How entropy made my house untidy
I am writing this blog in a messy office, in a messy house. A house that only hours previously had been (at least to my rather uncritical eye) in a state of almost perfect tidiness, is now in a state of utter disarray.
But of course, none of this is my fault. As any competent engineer will tell you, the blame rests squarely with entropy which is a measure of the disorder in a system (and in this case the untidiness of my house). As some of you will vaguely remember from undergraduate thermodynamics, the entropy (and therefore disorder) of a closed system always increases over time.
While there are an almost infinite number of ways that I could arrange the contents of my house, only a very small number of these billions upon billions of permutations would leave the house in a “tidy” state. And certainly, none of those involve socks in the kitchen, discarded underwear in the bathroom or cereal bowls in the bedroom. Since there are always many more disorderly variations than orderly ones, almost any interaction I have with my home environment will push it towards a state of “disorder”, and only carefully considered deliberate actions will act against the relentless march of entropy and reduce the amount of disorder in my house.
It’s a bit like a Rubik’s cube. There are 43,252,003,274,489,856,000 different permutations of a Rubik’s cube, (that’s 43 followed by 18 zeros). Anyone can reduce a solved cube to one of those 43 quintillion unsolved permutations with just a few random twists. But no amount of random twisting will ever return the cube to its solved state, instead, you have to spend effort and energy first learning how to solve the cube and then correctly applying the algorithms to solve it. Or you could just pull the stickers off and stick them back on like everyone else.

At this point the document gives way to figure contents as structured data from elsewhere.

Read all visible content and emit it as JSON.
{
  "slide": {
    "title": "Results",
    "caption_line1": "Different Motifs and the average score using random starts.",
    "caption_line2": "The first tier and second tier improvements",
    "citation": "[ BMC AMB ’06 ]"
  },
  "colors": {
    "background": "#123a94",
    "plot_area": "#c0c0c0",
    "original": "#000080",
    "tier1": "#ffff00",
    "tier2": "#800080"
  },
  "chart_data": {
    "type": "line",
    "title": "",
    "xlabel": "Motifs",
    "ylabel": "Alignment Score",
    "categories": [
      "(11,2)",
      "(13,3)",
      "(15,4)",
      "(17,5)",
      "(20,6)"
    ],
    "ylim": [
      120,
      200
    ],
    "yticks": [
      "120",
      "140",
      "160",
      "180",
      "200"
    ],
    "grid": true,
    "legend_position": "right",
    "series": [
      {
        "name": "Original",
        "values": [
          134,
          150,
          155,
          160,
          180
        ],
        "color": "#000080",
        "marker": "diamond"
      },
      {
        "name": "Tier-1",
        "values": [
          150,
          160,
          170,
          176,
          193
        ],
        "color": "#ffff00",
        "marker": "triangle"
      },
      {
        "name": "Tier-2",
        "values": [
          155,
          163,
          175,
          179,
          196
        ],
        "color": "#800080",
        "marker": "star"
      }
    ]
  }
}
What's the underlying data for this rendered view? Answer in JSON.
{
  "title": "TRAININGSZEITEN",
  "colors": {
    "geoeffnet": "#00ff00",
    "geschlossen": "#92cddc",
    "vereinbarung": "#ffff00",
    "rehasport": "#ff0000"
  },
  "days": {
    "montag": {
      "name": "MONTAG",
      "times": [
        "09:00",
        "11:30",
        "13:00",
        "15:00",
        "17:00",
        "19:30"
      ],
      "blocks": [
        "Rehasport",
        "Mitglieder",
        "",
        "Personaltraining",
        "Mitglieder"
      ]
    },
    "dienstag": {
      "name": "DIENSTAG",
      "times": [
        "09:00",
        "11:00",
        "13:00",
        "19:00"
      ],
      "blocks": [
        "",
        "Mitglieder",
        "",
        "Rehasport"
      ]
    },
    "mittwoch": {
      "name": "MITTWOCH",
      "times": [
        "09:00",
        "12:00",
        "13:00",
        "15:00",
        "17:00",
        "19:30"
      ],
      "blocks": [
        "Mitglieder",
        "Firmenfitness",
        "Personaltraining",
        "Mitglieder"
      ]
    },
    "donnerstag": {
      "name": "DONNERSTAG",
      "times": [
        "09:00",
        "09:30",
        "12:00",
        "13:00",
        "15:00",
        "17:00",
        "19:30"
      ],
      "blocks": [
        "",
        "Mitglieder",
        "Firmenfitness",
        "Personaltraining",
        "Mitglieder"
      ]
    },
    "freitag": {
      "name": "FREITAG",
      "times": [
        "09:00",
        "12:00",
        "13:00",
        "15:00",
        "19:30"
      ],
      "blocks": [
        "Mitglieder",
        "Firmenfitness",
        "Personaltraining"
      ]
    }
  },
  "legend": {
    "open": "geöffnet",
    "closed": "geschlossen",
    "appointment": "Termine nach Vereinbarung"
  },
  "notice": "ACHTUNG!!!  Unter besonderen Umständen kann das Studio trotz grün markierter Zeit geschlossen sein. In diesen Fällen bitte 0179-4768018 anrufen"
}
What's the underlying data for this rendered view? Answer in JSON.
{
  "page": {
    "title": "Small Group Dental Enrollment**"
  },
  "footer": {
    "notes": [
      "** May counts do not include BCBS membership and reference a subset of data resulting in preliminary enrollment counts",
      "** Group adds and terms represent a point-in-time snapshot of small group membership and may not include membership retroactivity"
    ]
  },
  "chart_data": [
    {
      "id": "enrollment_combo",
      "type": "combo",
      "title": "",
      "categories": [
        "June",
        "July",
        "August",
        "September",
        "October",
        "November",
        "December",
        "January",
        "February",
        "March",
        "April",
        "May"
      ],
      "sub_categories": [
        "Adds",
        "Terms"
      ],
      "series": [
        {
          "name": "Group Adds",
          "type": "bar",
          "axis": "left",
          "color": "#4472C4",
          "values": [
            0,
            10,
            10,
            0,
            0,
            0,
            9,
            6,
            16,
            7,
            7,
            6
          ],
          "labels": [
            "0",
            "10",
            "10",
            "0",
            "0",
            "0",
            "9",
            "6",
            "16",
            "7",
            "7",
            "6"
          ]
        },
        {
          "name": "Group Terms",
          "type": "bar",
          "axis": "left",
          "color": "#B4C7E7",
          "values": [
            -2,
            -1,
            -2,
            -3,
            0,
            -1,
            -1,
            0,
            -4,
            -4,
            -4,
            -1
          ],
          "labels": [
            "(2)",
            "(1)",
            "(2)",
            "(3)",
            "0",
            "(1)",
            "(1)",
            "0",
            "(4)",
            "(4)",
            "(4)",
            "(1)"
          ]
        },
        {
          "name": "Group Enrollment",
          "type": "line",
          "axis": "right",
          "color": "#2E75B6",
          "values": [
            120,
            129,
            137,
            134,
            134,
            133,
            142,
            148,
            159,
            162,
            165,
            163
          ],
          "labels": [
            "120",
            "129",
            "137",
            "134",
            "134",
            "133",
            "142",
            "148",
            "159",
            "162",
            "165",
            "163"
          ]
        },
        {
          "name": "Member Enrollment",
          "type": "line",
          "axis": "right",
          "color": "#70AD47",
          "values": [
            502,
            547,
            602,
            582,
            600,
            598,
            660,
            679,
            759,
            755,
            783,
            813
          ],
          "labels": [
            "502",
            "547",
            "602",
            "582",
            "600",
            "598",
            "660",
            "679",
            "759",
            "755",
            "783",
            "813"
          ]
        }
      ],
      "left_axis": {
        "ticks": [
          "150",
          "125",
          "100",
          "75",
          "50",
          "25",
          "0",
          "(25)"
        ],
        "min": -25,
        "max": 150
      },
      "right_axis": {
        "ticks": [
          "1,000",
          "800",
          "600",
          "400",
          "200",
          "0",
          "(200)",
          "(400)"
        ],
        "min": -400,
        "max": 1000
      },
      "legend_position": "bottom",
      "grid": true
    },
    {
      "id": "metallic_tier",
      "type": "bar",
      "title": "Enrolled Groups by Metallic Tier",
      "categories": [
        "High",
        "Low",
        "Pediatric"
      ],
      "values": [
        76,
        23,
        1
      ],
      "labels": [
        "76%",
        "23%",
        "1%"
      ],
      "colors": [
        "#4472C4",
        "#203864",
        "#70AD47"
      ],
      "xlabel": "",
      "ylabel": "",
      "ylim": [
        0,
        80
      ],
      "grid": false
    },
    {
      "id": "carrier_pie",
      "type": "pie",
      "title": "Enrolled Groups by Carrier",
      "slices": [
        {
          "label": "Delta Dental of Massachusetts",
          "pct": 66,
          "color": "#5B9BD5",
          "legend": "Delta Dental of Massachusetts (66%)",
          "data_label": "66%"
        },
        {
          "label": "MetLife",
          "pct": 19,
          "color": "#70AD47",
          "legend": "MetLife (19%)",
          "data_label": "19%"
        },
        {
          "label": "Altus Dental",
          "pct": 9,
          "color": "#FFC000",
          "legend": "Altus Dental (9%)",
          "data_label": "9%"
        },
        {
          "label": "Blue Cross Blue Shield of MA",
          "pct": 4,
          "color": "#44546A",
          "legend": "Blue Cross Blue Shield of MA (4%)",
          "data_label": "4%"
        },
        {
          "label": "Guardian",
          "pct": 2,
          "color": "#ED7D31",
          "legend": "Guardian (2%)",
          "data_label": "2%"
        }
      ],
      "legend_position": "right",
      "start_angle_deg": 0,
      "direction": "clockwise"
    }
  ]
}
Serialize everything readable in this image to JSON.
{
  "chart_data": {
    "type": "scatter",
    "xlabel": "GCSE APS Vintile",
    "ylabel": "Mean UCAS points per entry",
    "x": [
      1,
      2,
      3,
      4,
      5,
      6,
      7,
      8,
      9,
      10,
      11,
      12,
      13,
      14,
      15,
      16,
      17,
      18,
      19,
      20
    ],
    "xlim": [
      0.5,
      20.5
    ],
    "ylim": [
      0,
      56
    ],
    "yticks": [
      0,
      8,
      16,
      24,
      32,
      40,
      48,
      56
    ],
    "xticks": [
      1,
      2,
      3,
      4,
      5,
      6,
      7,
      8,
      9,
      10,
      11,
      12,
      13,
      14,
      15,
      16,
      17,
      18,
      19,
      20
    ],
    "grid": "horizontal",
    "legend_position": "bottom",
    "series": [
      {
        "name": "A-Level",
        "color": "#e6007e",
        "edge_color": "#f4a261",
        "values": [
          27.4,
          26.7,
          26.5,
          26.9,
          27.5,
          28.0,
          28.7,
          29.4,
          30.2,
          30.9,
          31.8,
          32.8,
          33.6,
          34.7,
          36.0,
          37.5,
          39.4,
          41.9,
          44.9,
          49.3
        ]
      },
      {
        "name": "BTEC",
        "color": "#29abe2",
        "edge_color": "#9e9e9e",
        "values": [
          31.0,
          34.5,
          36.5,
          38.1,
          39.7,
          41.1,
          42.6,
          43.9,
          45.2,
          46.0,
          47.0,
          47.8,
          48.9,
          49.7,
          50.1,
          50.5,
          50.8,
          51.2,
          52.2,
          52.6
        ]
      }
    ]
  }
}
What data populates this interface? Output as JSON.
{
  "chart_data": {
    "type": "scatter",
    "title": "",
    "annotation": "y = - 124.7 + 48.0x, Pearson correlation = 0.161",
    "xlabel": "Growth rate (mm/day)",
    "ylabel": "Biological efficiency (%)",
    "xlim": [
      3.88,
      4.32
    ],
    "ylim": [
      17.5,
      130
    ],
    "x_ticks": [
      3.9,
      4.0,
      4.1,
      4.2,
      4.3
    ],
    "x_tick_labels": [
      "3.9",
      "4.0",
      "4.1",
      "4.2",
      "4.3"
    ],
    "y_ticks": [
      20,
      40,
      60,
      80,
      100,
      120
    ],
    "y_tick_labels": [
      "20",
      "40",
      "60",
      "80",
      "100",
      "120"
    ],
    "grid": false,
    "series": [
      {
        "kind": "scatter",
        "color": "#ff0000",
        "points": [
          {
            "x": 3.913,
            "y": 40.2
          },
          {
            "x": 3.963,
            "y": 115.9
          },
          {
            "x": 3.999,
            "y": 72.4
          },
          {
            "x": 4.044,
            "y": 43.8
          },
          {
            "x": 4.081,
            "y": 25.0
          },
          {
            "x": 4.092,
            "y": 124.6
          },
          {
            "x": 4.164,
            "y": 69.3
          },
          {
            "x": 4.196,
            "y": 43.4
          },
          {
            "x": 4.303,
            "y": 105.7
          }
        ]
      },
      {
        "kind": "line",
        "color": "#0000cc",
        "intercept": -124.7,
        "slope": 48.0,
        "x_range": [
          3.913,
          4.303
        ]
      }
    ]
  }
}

Unfortunately for me, the human mind is wired to appreciate order over disorder. Only an artist can turn a selection of paints and a canvas into a beautiful painting. Only a musician can arrange an array of notes into a beautiful song. And only a talented writer can waste time arranging words and letters into an article about entropy when he should be frantically tidying his house.
And although we don’t think about it as often as we should, as engineers we are also in a constant battle, trying to create order from disorder. For a fluid dynamicist such as myself entropy manifests itself in turbulent eddies and vortices. Turbulence increases the system’s entropy, which means that even the smallest disturbance can escalate into significant disorder, and a great part of the effort for a fluid dynamicist is trying to control that chaos, or better still to use it to our advantage.
I fear that none of this will be much consolation to my long-suffering wife when she returns home to find her previously tidy house in a state of utter disarray. While I could use the Second Law of Thermodynamics as an excuse, experience tells me that it would probably be safer just to blame it on the dog.